I stuck with this book all the way through, but it really was a 1950s Queen-for-a-Day sobfest. Oddly, it didn't succeed in getting me to sob along with his characters, even though I'm a pretty light touch, probably because the characters weren't very well drawn. We know he CAN create good characters, because he has in other books and because there were several secondary characters in this book that were compelling. But the main characters either never jelled, or maybe I just never liked them. By the end, I was happy to see them suffer because I was tired of them and wanted them to go away.
Such a great book! Everyone is so believable, and so flawed, yet so sympathetic. The author is terrific at bringing the reader inside the head of someone who experiences his world so differently from the rest of us.
Lots of thought-provoking info in this book, though I found the author's pomposity kind of grating. Still, it's a cheap way to get a really stimulating undergraduate psychology course.

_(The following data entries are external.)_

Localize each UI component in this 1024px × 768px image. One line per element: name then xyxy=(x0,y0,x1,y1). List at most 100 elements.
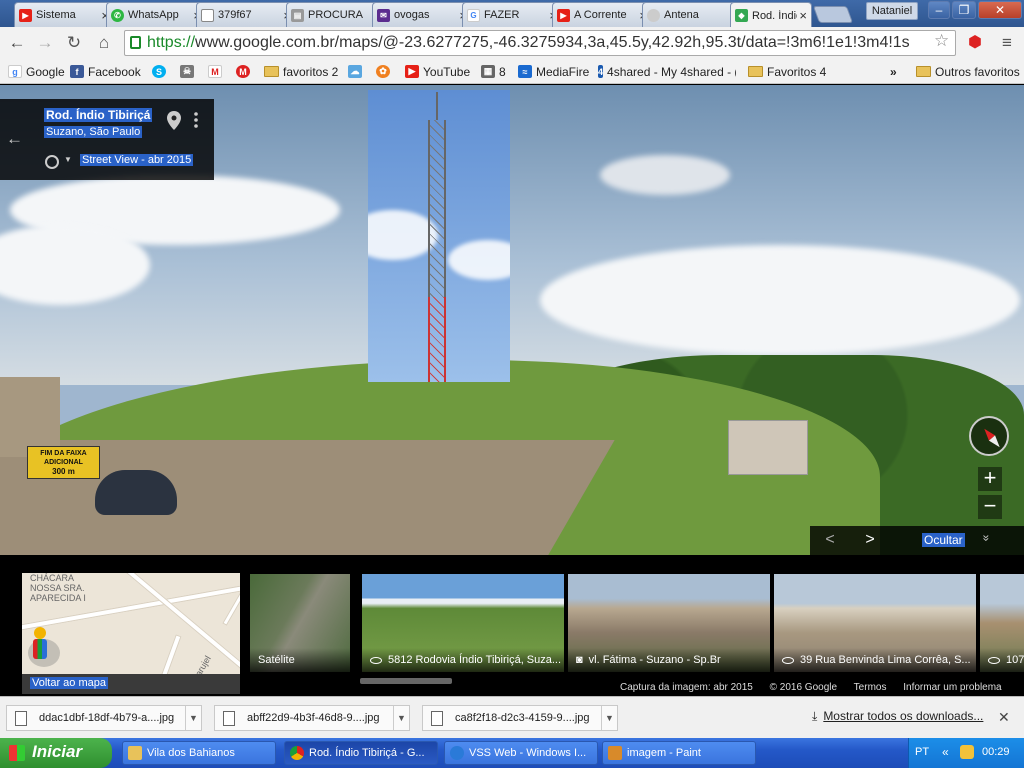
compass-south xyxy=(988,435,1003,450)
lock-icon xyxy=(130,36,141,49)
tab-fazer[interactable]: GFAZER× xyxy=(462,2,562,27)
tab-a-corrente[interactable]: ▶A Corrente× xyxy=(552,2,652,27)
window-close-button[interactable]: ✕ xyxy=(978,1,1022,19)
download-item[interactable]: ca8f2f18-d2c3-4159-9....jpg ▼ xyxy=(422,705,618,731)
photo-thumbnail[interactable]: 39 Rua Benvinda Lima Corrêa, S... xyxy=(774,574,976,672)
download-item[interactable]: abff22d9-4b3f-46d8-9....jpg ▼ xyxy=(214,705,410,731)
close-icon[interactable]: × xyxy=(799,8,807,23)
pin-icon[interactable] xyxy=(167,111,181,130)
map-road xyxy=(222,573,240,626)
chevron-down-icon[interactable]: » xyxy=(979,535,993,542)
tab-ovogas[interactable]: ✉ovogas× xyxy=(372,2,472,27)
tab-procura[interactable]: ▤PROCURA× xyxy=(286,2,386,27)
thumbnail-label-text: 107 xyxy=(1006,654,1024,666)
bookmark-youtube[interactable]: ▶ YouTube xyxy=(405,63,470,80)
back-arrow-icon[interactable]: ← xyxy=(6,129,23,149)
bookmark-outros-favoritos[interactable]: Outros favoritos xyxy=(916,63,1020,80)
chevron-left-icon[interactable]: « xyxy=(942,745,949,759)
tab-label: PROCURA xyxy=(308,9,364,21)
thumbnail-label: 39 Rua Benvinda Lima Corrêa, S... xyxy=(774,648,976,672)
hide-button[interactable]: Ocultar xyxy=(922,533,965,547)
bookmark-skull[interactable]: ☠ xyxy=(180,63,198,80)
tab-label: Sistema xyxy=(36,9,76,21)
zoom-in-button[interactable]: + xyxy=(978,467,1002,491)
strip-scrollbar[interactable] xyxy=(360,678,452,684)
taskbar-item-ie[interactable]: VSS Web - Windows I... xyxy=(444,741,598,765)
chevron-down-icon[interactable]: ▼ xyxy=(393,706,409,730)
adblock-icon[interactable]: ⬢ xyxy=(964,32,986,54)
language-indicator[interactable]: PT xyxy=(915,746,929,758)
new-tab-button[interactable] xyxy=(812,6,854,23)
taskbar-item-folder[interactable]: Vila dos Bahianos xyxy=(122,741,276,765)
bookmark-8[interactable]: ▦ 8 xyxy=(481,63,506,80)
bookmark-gmail[interactable]: M xyxy=(208,63,226,80)
address-bar[interactable]: https://www.google.com.br/maps/@-23.6277… xyxy=(124,30,956,56)
road-sign-line: ADICIONAL xyxy=(44,459,83,466)
google-icon: g xyxy=(8,65,22,78)
back-to-map-button[interactable]: Voltar ao mapa xyxy=(22,674,240,694)
chevron-down-icon[interactable]: ▼ xyxy=(185,706,201,730)
map-label: CHÁCARA xyxy=(30,573,75,583)
download-filename: abff22d9-4b3f-46d8-9....jpg xyxy=(247,712,380,724)
mail-icon: ✉ xyxy=(377,8,390,22)
report-problem-link[interactable]: Informar um problema xyxy=(903,682,1001,693)
star-icon[interactable]: ☆ xyxy=(934,31,949,51)
tab-document[interactable]: 379f67× xyxy=(196,2,296,27)
menu-icon[interactable]: ≡ xyxy=(996,32,1018,54)
bookmarks-overflow-button[interactable]: » xyxy=(890,63,897,80)
photo-thumbnail[interactable]: 5812 Rodovia Índio Tibiriçá, Suza... xyxy=(362,574,564,672)
downloads-bar: ddac1dbf-18df-4b79-a....jpg ▼ abff22d9-4b… xyxy=(0,696,1024,738)
bookmarks-bar: g Google f Facebook S ☠ M M favoritos 2 ☁ … xyxy=(0,59,1024,84)
close-downloads-button[interactable]: ✕ xyxy=(998,709,1010,726)
tab-maps-active[interactable]: ◆ Rod. Índio × xyxy=(730,2,812,28)
photo-thumbnail[interactable]: ◙ vl. Fátima - Suzano - Sp.Br xyxy=(568,574,770,672)
bookmark-favoritos-2[interactable]: favoritos 2 xyxy=(264,63,338,80)
back-button[interactable]: ← xyxy=(6,32,28,54)
chevron-down-icon[interactable]: ▼ xyxy=(64,155,72,164)
compass-icon[interactable] xyxy=(969,416,1009,456)
terms-link[interactable]: Termos xyxy=(854,682,887,693)
minimize-button[interactable]: – xyxy=(928,1,950,19)
bookmark-skype[interactable]: S xyxy=(152,63,170,80)
user-profile-button[interactable]: Nataniel xyxy=(866,2,918,20)
satellite-thumbnail[interactable]: Satélite xyxy=(250,574,350,672)
tab-whatsapp[interactable]: ✆WhatsApp× xyxy=(106,2,206,27)
bookmark-label: YouTube xyxy=(423,64,471,79)
skull-icon: ☠ xyxy=(180,65,194,78)
show-all-downloads-link[interactable]: ⤓ Mostrar todos os downloads... xyxy=(812,709,983,724)
street-view-date[interactable]: Street View - abr 2015 xyxy=(80,154,194,166)
location-info-card: ← Rod. Índio Tibiriçá Suzano, São Paulo … xyxy=(0,99,214,180)
nav-next-button[interactable]: > xyxy=(860,531,880,549)
bookmark-cloud[interactable]: ☁ xyxy=(348,63,366,80)
home-button[interactable]: ⌂ xyxy=(93,32,115,54)
restore-button[interactable]: ❐ xyxy=(952,1,976,19)
url-scheme: https:// xyxy=(147,34,196,51)
capture-date: Captura da imagem: abr 2015 xyxy=(620,682,753,693)
m-icon: M xyxy=(236,65,250,78)
bookmark-mediafire[interactable]: ≈ MediaFire xyxy=(518,63,589,80)
taskbar-item-paint[interactable]: imagem - Paint xyxy=(602,741,756,765)
bookmark-facebook[interactable]: f Facebook xyxy=(70,63,141,80)
pegman-icon xyxy=(34,627,46,639)
bookmark-favoritos-4[interactable]: Favoritos 4 xyxy=(748,63,826,80)
clock-icon[interactable] xyxy=(45,155,59,169)
taskbar-item-chrome[interactable]: Rod. Índio Tibiriçá - G... xyxy=(284,741,438,765)
tab-sistema[interactable]: ▶Sistema× xyxy=(14,2,114,27)
photo-thumbnail[interactable]: 107 xyxy=(980,574,1024,672)
zoom-out-button[interactable]: − xyxy=(978,495,1002,519)
forward-button[interactable]: → xyxy=(34,32,56,54)
reload-button[interactable]: ↻ xyxy=(63,32,85,54)
tray-app-icon[interactable] xyxy=(960,745,974,759)
bookmark-m[interactable]: M xyxy=(236,63,254,80)
bookmark-4shared[interactable]: 4 4shared - My 4shared - ( xyxy=(598,63,736,80)
bookmark-google[interactable]: g Google xyxy=(8,63,65,80)
bookmark-flower[interactable]: ✿ xyxy=(376,63,394,80)
tab-antena[interactable]: Antena× xyxy=(642,2,742,27)
download-filename: ddac1dbf-18df-4b79-a....jpg xyxy=(39,712,175,724)
download-item[interactable]: ddac1dbf-18df-4b79-a....jpg ▼ xyxy=(6,705,202,731)
nav-prev-button[interactable]: < xyxy=(820,531,840,549)
tab-label: Antena xyxy=(664,9,699,21)
chevron-down-icon[interactable]: ▼ xyxy=(601,706,617,730)
more-options-icon[interactable] xyxy=(194,112,198,128)
start-button[interactable]: Iniciar xyxy=(0,738,112,768)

I started this book with the vague sense that Faludi was right, that gender politics had been engaged in some retro ways in the American reaction to 9/11, but that she was probably way overstating it. Faludi convinced me otherwise! She's a terrific, very cogent and clear writer who does her research thoroughly. In fact, I had the same experience when I read Backlash, years ago, feeling like she was only a little right, and then reading it and being utterly persuaded.
Faludi goes into a lot of deeper American history to try to elucidate the story that the media applied so readily to the events of 9/11 and its aftermath. It's all interesting, but some of it is less than productive to her main thesis, and ends up being a bit tangential. But when she's treating major episodes of 9/11-related coverage, such as that of the "rescue" of American soldier Jessica Lynch, she is simply brilliant.
A really engaging memoir of the author's years in the FLDS church and her participation in a plural marriage with a prominent older member of the church. It's amazing to think of all the insular sub-cultures in the US, and how different the world seems to them than it does to outsiders. At times the story seemed a bit sensationalized, and at other times as though the author was letting her therapist tell the story rather than telling it herself, as the self she was when she experienced her time in the FLDS and her departure from it. Rightly or wrongly, I assigned all this to her co-author. Still, I was left with the unsettled feeling that Carolyn Jessop's experience hovers ambiguously between two extremely different accounts of it: the one the FLDS would tell, and the one that Jessop's "rescuers" in the larger American culture would tell. For me, that was the whole point of it, how dramatically your own experiences can shift underneath you depending on what framework you use to interpret them. I was left wondering where Jessop would be now, and how she would think about her life, if the FLDS's leadership hadn't gotten so freaky.